Artificial intelligence in tumor drug resistance: Mechanisms and treatment prospects
Jianyou Gu, Junfeng Zhang, Silüe Zeng, Wenying Zhang, Renpei Xia, Xianxing Wang, Qiang Zhou, Shixiang Guo, Huaizhi Wang, Zhe-Sheng Chen
Abstract
Artificial intelligence (AI) demonstrates unprecedented potential in the study of tumor drug resistance and precision therapy. With the rapid growth of multi-omics data and biomedical information, AI effectively deciphers the complex mechanisms underlying drug resistance, such as gene mutations, overexpression of drug efflux pumps, and changes in the tumor microenvironment. By leveraging the rapid growth of multi-omics data, AI identifies complex drug resistance mechanisms, including genetic mutations, overexpression of drug efflux pumps, and activation of alternative signaling pathways, as well as changes in the tumor microenvironment, such as hypoxia, immune evasion, and stromal interactions. AI promotes personalized treatment by accurately predicting patient responses and resistance risks, thereby supporting the design and dynamic adjustment of individualized therapeutic strategies.
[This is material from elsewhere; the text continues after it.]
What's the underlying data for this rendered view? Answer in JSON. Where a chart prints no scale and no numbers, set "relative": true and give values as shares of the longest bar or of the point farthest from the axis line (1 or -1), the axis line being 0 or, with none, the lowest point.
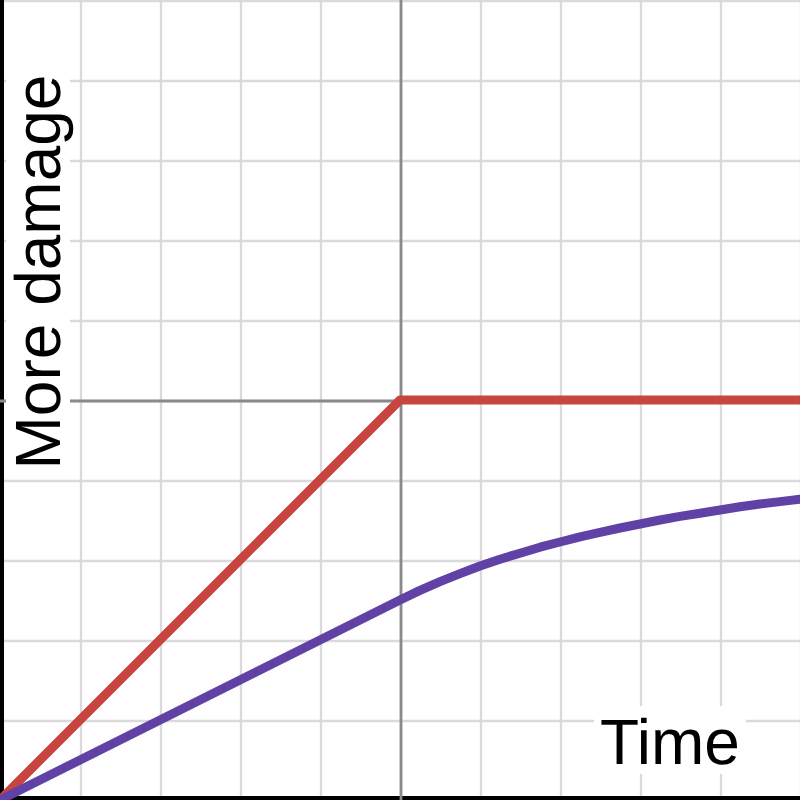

AI also plays a pivotal role in the optimization of drug combinations, the development of resistance-reversal strategies, and the design of nano-drug delivery systems. This review explores the cutting-edge advances made in AI and its key applications in tumor drug resistance research and analyzes its future prospects across interdisciplinary fields. Despite remaining challenges involving data privacy and model interpretability, the integration of AI with emerging technologies, such as single-cell sequencing, and cross-disciplinary collaboration will significantly advance the understanding of drug resistance mechanisms and promote progress in precision oncology.